The captain of the Craglevin was a very different man from the captain of the Adamant. He was quite as brave, but he was wiser and more prudent. He saw that the transport had been captured and forced to lay to; he saw that the repeller mounted two heavy guns at her bow, and whatever might be the character of those guns, there could be no reasonable doubt that they were sufficient to sink an ordinary mail steamer. His own vessel was entirely out of his control, and even if he chose to try his guns on the spring armour of the repeller, it would probably result in the repeller turning her fire up on the transport.
With a disabled ship, and the lives of so many men in his charge, the captain of the Craglevin saw that it would be wrong for him to attempt to fight, and he did not fire a gun. With as much calmness as the circumstances would permit, he awaited the progress of events.
In a very short time a message came to him from Repeller No. 11, which stated that in two hours his ship would be destroyed by instantaneous motor-bombs. Every opportunity, however, would be given for the transfer to the mail steamer of all the officers and men on board the Craglevin, together with such of their possessions as they could take with them in that time. When this had been done the transport would be allowed to proceed on her way.
To this demand nothing but acquiescence was possible. Whether or not there was such a thing as an instantaneous motor-bomb the Craglevin's officers did not know; but they knew that if left to herself their ship would soon attend to her own sinking, for there was a terrible rent in her stern, owing to a pitch of the vessel while one of the propeller-shafts was being extracted.
Preparations for leaving the ship were, therefore, immediately begun. The crab was ordered to release the mail steamer, which, in obedience to signals from the Craglevin, steamed as near that vessel as safety would permit. Boats were lowered from both ships, and the work of transfer went on with great activity.
There was no lowering of flags on board the Craglevin, for the Syndicate attached no importance to such outward signs and formalities. If the captain of the British ship chose to haul down his colours he could do so; but if he preferred to leave them still bravely floating above his vessel he was equally welcome to do that.

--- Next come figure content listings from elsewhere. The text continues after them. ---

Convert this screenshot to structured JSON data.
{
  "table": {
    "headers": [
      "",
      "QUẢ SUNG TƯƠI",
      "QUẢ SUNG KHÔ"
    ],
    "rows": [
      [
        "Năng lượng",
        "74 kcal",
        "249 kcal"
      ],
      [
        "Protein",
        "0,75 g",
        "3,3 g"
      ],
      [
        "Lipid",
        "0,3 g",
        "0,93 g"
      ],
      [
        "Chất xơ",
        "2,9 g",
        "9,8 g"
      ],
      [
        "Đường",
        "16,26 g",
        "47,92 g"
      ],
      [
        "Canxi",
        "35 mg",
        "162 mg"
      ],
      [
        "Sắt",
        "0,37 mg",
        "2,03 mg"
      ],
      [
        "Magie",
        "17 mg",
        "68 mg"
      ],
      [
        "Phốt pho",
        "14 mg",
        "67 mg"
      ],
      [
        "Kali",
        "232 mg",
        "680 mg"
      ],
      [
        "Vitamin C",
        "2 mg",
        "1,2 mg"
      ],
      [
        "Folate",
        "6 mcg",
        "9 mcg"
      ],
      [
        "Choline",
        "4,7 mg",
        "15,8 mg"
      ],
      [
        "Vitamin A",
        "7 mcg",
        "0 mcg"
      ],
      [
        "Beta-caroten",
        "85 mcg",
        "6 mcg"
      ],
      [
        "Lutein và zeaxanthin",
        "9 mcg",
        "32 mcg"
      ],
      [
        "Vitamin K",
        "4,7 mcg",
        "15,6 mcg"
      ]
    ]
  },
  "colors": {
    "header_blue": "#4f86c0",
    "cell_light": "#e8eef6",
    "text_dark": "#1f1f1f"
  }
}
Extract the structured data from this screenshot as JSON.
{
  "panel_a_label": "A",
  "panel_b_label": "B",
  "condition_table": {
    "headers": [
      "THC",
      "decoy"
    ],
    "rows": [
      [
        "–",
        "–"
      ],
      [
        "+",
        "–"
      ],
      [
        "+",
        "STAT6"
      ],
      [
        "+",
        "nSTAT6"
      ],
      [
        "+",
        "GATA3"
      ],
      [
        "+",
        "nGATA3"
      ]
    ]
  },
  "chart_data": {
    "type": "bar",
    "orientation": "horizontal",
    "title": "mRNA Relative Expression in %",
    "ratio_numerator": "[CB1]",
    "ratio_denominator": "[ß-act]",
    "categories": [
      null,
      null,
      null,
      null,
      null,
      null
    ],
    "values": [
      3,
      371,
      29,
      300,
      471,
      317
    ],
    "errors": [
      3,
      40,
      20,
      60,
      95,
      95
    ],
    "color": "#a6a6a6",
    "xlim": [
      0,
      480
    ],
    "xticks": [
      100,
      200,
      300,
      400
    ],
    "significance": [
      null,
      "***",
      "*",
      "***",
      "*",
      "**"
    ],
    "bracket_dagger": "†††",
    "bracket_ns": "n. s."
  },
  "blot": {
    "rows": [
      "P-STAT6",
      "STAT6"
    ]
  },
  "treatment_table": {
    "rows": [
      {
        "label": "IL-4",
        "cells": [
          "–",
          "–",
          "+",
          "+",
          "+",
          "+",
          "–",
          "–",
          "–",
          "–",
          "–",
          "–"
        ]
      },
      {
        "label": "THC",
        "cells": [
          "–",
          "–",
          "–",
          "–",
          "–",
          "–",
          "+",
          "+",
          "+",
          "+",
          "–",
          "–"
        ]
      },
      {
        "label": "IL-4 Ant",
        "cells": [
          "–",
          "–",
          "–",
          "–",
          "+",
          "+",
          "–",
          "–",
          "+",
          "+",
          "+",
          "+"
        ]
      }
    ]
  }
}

When nearly every one had left the Craglevin, a boat was sent from the repeller, which lay near by, with a note requesting the captain and first officer of the British ship to come on board Repeller No. 11 and witness the method of discharging the instantaneous motor-bomb, after which they would be put on board the transport. This invitation struck the captain of the Craglevin with surprise, but a little reflection showed him that it would be wise to accept it. In the first place, it was in the nature of a command, which, in the presence of six crabs and a repeller, it would be ridiculous to disobey; and, moreover, he was moved by a desire to know something about the Syndicate's mysterious engine of destruction, if, indeed, such a thing really existed.
Accordingly, when all the others had left the ship, the captain of the Craglevin and his first officer came on board the repeller, curiously observing the spring armour over which they passed by means of a light gang-board with handrail. They were received by the director at one of the hatches of the steel deck, which were now all open, and conducted by him to the bomb-proof compartment in the bow. There was no reason why the nature of the repeller's defences should not be known to the world nor adopted by other nations. They were intended as a protection against ordinary shot and shell; they would avail nothing against the instantaneous motor-bomb.
The British officers were shown the motor-bomb to be discharged, which, externally, was very much like an ordinary shell, except that it was nearly as long as the bore of the cannon; and the director stated that although, of course, the principle of the motor-bomb was the Syndicate's secret, it was highly desirable that its effects and its methods of operation should be generally known.
The repeller, accompanied by the mail steamer and all the crabs, now moved to about two miles to the leeward of the Craglevin, and lay to. The motor-bomb was then placed in one of the great guns, while the scientific corps attended to the necessary calculations of distance, etc.